STJ Terceira Seção considera impossível desclassificar estupro de vulnerável para delito de importunação sexual
A Terceira Seção do Superior
Tribunal de Justiça (STJ), sob o rito dos recursos repetitivos (Tema
1.121), fixou a tese de que, presente o dolo específico de
satisfazer a lascívia, própria ou de terceiro, a prática de ato libidinoso com
menor de 14 anos configura o crime de estupro de vulnerável (artigo 217-A do Código Penal – CP),
independentemente da ligeireza ou da superficialidade da conduta, não sendo
possível a sua desclassificação para o delito de importunação sexual (artigo 215-A do CP).

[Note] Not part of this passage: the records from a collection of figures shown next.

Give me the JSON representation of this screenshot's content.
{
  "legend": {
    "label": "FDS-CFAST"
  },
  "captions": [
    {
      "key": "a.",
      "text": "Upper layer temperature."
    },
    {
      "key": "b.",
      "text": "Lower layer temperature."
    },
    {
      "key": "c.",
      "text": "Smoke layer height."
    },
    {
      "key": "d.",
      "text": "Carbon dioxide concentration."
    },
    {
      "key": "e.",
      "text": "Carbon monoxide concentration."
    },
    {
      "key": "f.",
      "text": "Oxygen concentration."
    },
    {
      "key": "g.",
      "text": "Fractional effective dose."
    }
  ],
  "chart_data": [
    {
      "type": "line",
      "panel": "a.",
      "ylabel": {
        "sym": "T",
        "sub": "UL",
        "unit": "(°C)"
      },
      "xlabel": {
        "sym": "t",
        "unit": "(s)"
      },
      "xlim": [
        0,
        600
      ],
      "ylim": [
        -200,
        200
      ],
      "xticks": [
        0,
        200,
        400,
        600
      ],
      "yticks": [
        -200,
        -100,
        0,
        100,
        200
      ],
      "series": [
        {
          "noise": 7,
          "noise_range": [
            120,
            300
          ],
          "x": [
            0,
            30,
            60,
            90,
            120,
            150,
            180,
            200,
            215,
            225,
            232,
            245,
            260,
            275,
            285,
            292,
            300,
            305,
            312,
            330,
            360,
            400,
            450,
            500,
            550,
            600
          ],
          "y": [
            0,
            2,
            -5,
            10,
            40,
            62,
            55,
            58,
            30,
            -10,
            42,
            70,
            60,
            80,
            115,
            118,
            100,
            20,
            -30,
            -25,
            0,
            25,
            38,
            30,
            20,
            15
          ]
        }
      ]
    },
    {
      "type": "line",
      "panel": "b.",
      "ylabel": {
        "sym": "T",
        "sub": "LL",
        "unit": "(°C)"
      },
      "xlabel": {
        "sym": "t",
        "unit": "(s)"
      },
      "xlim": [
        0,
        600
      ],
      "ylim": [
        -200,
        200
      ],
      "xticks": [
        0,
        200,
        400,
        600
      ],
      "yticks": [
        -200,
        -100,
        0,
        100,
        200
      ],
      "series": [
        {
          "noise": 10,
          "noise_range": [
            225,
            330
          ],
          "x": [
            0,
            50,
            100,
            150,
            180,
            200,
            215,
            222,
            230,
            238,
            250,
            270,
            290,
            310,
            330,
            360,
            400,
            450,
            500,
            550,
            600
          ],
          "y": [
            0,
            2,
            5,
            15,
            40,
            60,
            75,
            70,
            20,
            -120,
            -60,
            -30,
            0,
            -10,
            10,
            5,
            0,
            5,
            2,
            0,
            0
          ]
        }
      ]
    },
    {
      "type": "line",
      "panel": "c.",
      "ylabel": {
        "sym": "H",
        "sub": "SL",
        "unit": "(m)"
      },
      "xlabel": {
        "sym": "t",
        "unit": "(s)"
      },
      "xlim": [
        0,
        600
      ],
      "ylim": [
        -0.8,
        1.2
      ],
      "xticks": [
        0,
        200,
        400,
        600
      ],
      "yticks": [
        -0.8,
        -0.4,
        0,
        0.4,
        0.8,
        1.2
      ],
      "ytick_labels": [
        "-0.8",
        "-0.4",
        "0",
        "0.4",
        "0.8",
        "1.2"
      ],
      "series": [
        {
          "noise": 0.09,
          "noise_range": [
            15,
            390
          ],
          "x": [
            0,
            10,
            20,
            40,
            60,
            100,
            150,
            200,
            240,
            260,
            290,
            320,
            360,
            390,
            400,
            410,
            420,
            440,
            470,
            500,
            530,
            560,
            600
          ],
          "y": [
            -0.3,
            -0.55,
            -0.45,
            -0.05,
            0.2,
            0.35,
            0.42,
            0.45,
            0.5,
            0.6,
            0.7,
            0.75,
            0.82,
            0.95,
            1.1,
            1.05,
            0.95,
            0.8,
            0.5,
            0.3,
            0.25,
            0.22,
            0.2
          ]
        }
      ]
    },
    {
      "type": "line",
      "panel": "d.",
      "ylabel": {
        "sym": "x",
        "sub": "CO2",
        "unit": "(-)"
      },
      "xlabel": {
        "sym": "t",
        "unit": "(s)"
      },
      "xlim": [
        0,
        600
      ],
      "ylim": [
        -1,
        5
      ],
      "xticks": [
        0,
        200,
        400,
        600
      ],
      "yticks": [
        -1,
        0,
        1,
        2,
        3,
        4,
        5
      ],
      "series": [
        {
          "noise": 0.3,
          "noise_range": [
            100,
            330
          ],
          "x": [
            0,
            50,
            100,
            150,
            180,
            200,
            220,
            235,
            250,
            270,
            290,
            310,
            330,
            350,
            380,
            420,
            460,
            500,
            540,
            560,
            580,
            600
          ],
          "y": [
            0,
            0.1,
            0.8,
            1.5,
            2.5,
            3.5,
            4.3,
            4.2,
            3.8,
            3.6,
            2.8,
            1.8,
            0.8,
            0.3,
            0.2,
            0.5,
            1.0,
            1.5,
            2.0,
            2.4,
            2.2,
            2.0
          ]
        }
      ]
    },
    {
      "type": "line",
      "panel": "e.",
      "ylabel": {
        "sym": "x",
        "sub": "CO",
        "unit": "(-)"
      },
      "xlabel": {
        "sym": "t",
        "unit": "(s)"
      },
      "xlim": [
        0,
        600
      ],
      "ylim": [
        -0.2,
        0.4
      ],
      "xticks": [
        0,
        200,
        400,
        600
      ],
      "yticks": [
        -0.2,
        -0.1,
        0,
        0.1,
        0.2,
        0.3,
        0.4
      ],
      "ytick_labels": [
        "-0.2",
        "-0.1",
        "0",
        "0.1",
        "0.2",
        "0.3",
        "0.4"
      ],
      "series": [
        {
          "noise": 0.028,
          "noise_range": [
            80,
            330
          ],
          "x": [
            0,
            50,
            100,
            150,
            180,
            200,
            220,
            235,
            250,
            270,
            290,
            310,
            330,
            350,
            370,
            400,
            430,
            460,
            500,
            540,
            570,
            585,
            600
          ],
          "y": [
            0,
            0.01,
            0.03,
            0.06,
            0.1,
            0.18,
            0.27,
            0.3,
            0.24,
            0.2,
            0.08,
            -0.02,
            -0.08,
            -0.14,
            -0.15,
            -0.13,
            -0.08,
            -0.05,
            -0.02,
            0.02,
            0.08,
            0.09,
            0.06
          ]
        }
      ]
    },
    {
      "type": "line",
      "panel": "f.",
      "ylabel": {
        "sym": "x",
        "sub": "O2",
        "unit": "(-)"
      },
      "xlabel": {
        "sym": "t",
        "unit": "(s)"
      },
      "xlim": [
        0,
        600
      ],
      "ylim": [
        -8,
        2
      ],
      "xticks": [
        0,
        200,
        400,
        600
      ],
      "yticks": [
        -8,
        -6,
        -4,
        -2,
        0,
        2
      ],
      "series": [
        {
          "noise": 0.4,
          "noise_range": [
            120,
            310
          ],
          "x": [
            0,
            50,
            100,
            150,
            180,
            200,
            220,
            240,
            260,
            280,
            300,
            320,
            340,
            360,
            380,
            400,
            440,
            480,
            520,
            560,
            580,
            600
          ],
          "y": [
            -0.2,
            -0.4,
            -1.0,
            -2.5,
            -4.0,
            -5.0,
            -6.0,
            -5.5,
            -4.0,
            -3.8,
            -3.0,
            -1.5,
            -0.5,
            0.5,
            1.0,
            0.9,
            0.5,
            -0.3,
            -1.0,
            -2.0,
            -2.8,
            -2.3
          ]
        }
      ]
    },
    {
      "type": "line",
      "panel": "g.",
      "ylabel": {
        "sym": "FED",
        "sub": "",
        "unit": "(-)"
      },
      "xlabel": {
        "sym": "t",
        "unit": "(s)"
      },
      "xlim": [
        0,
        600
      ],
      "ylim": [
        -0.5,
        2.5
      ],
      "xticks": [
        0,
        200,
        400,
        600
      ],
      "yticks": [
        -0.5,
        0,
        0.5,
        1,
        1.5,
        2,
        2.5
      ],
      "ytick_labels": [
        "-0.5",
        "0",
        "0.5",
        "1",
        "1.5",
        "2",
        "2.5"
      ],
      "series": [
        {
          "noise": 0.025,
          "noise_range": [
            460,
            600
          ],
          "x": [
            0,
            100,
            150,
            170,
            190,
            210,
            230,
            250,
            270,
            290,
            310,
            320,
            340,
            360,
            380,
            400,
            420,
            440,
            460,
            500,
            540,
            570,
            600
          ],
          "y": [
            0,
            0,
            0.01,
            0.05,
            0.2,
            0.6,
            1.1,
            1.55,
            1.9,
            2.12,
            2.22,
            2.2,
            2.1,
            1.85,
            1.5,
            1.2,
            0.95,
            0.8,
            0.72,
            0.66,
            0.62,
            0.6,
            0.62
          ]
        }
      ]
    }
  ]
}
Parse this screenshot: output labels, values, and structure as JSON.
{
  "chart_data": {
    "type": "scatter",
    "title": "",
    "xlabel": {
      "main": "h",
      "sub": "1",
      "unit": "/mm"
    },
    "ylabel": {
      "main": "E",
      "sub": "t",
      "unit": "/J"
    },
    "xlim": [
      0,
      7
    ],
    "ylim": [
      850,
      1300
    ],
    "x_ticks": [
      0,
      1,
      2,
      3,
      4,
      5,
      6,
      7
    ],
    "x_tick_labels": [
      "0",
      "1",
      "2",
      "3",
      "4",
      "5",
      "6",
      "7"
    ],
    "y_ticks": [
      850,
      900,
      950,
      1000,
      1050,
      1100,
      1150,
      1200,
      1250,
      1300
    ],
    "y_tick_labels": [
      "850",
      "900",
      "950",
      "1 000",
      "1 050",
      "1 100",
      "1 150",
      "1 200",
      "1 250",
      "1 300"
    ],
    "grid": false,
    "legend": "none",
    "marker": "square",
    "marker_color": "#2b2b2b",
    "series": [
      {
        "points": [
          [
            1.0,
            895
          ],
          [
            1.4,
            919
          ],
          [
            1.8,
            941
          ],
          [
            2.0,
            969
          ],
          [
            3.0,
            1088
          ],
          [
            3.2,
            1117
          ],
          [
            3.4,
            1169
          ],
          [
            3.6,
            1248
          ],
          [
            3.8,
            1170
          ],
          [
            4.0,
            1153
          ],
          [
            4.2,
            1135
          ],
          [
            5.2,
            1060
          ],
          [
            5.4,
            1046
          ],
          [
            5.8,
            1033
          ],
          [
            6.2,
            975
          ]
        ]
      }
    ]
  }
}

Foram julgados quatro recursos
especiais representativos da controvérsia. O relator, ministro Ribeiro Dantas,
destacou que "o abuso sexual contra o público infantojuvenil é uma
realidade que insiste em perdurar ao longo do tempo" e que grande parte
desses crimes ocorre no interior dos lares brasileiros, o que dificulta sua
identificação.
Na ocasião, discutiu-se a
proporcionalidade na aplicação do artigo 217-A do CP e o eventual sopesamento
na punição das condutas libidinosas menos invasivas, após a entrada em vigor da
Lei 13.718/2018 – que incluiu no código o crime de importunação.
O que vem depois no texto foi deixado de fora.